En voilà un extrait :
Les Écritures nous invitent à prendre soin de la Création : “Et Dieu vit que tout cela était bon” (Gn 2). Nous avons appris qu’elle est aussi fragile : nos modes de vie, de production, de consommation hérités de la Révolution Industrielle ne sont pas compatibles avec le respect de cette Création, en particulier avec la finitude des ressources énergétiques fossiles et avec la lenteur de reproduction des énergies renouvelables.
Dieu nous a placés dans un jardin magnifique. C’est à nous qu’il confie la tâche de cultiver ce jardin. Il y a pourtant un obstacle majeur qui nous ralentit beaucoup dans nos efforts, et ils sont nombreux, pour prendre soin de notre planète. C’est la finance dérégulée (…)
Qu’avons-nous fait, sinon transférer aux marchés financiers les attributs que la théologie classique attribuait à Dieu ? N’avons-nous pas déclaré que les marchés sont “omnipotents”, “omniscients”, qu’ils veulent toujours le plus grand bien de tous ? N’aurions-nous pas construit un Veau d’or : ces marchés financiers anonymes, auxquels, croyons-nous, il conviendrait de tout sacrifier aujourd’hui, comme autrefois au dieu Moloch ? (…)

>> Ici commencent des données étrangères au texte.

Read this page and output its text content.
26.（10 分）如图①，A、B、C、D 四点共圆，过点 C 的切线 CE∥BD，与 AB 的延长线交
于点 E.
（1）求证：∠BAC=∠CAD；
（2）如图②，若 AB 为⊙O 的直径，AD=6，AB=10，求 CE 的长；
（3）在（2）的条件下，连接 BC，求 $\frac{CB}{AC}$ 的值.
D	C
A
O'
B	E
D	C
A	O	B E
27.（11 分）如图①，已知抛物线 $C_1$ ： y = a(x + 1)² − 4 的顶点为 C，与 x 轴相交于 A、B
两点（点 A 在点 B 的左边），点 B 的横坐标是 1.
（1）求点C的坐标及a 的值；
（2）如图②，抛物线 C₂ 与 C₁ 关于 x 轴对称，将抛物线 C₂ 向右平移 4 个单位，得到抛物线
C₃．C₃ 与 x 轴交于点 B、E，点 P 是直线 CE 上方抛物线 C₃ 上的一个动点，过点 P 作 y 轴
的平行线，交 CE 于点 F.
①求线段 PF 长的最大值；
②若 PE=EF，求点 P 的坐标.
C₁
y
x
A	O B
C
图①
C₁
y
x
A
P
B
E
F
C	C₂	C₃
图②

Il ne s’agit pas … de diaboliser l’usage raisonné de l’argent. Mais de comprendre que l’argent, le secteur bancaire, le système financier ne sont que des instruments au service du bien commun, et qu’ils n’ont rien de sacré. Dès lors, quand un instrument remplit mal sa fonction, il faut le changer. Sortir de la sacralisation du Veau d’or requiert de nous une véritable conversion du cœur. L’or, ça ne se mange pas. C’est le constat amer que Moïse impose aux siens lorsque, descendu du Sinaï, il choisit de faire fondre le Veau d’Or et d’en faire boire la poudre mélangée à de l’eau (Ex 32, 20).

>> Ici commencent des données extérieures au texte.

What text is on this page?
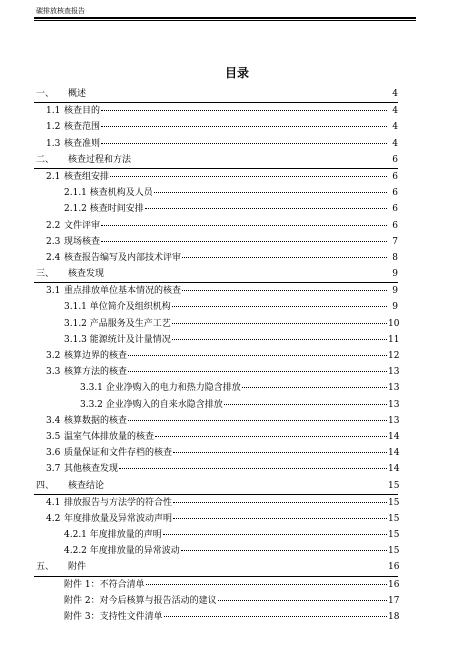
碳排放核查报告
目录
一、	概述	4
1.1 核查目的	4
1.2 核查范围	4
1.3 核查准则	4
二、	核查过程和方法	6
2.1 核查组安排	6
2.1.1 核查机构及人员	6
2.1.2 核查时间安排	6
2.2 文件评审	6
2.3 现场核查	7
2.4 核查报告编写及内部技术评审	8
三、	核查发现	9
3.1 重点排放单位基本情况的核查	9
3.1.1 单位简介及组织机构	9
3.1.2 产品服务及生产工艺	10
3.1.3 能源统计及计量情况	11
3.2 核算边界的核查	12
3.3 核算方法的核查	13
3.3.1 企业净购入的电力和热力隐含排放	13
3.3.2 企业净购入的自来水隐含排放	13
3.4 核算数据的核查	13
3.5 温室气体排放量的核查	14
3.6 质量保证和文件存档的核查	14
3.7 其他核查发现	14
四、	核查结论	15
4.1 排放报告与方法学的符合性	15
4.2 年度排放量及异常波动声明	15
4.2.1 年度排放量的声明	15
4.2.2 年度排放量的异常波动	15
五、	附件	16
附件 1：不符合清单	16
附件 2：对今后核算与报告活动的建议	17
附件 3：支持性文件清单	18
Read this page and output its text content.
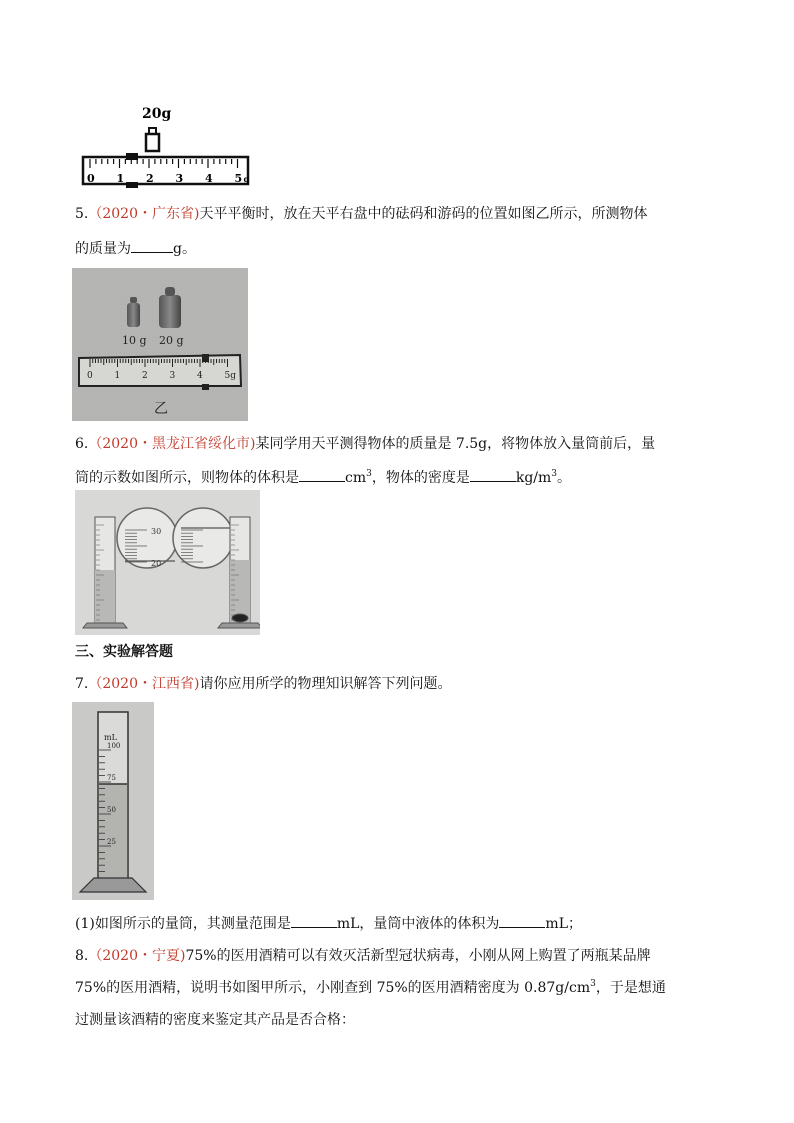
20g
0 1 2 3 4 5 g
5.（2020・广东省)天平平衡时，放在天平右盘中的砝码和游码的位置如图乙所示，所测物体
的质量为	g。
10 g 20 g
0 1 2 3 4 5g
乙
6.（2020・黑龙江省绥化市)某同学用天平测得物体的质量是 7.5g，将物体放入量筒前后，量
筒的示数如图所示，则物体的体积是	$cm^3$，物体的密度是	$kg/m^3$。
30
20
三、实验解答题
7.（2020・江西省)请你应用所学的物理知识解答下列问题。
100
75
50
25
mL
(1)如图所示的量筒，其测量范围是	mL，量筒中液体的体积为	mL；
8.（2020・宁夏)75%的医用酒精可以有效灭活新型冠状病毒，小刚从网上购置了两瓶某品牌
75%的医用酒精，说明书如图甲所示，小刚查到 75%的医用酒精密度为 $0.87g/cm^3$，于是想通
过测量该酒精的密度来鉴定其产品是否合格：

Il nous faut renoncer à la sidération idolâtre dans laquelle nous plonge la sphère financière depuis une génération. Pour nous sortir de l’hypnose, Saint François d’Assise s’y prend d’une manière forte, lui qui était fils de marchand, en comparant l’argent au “crottin du diable” ! Ce qu’il veut nous faire entendre par là, c’est que, plutôt que de palper l’or, il vaut mieux, à la suite du Christ, toucher les lépreux et les exclus. (…)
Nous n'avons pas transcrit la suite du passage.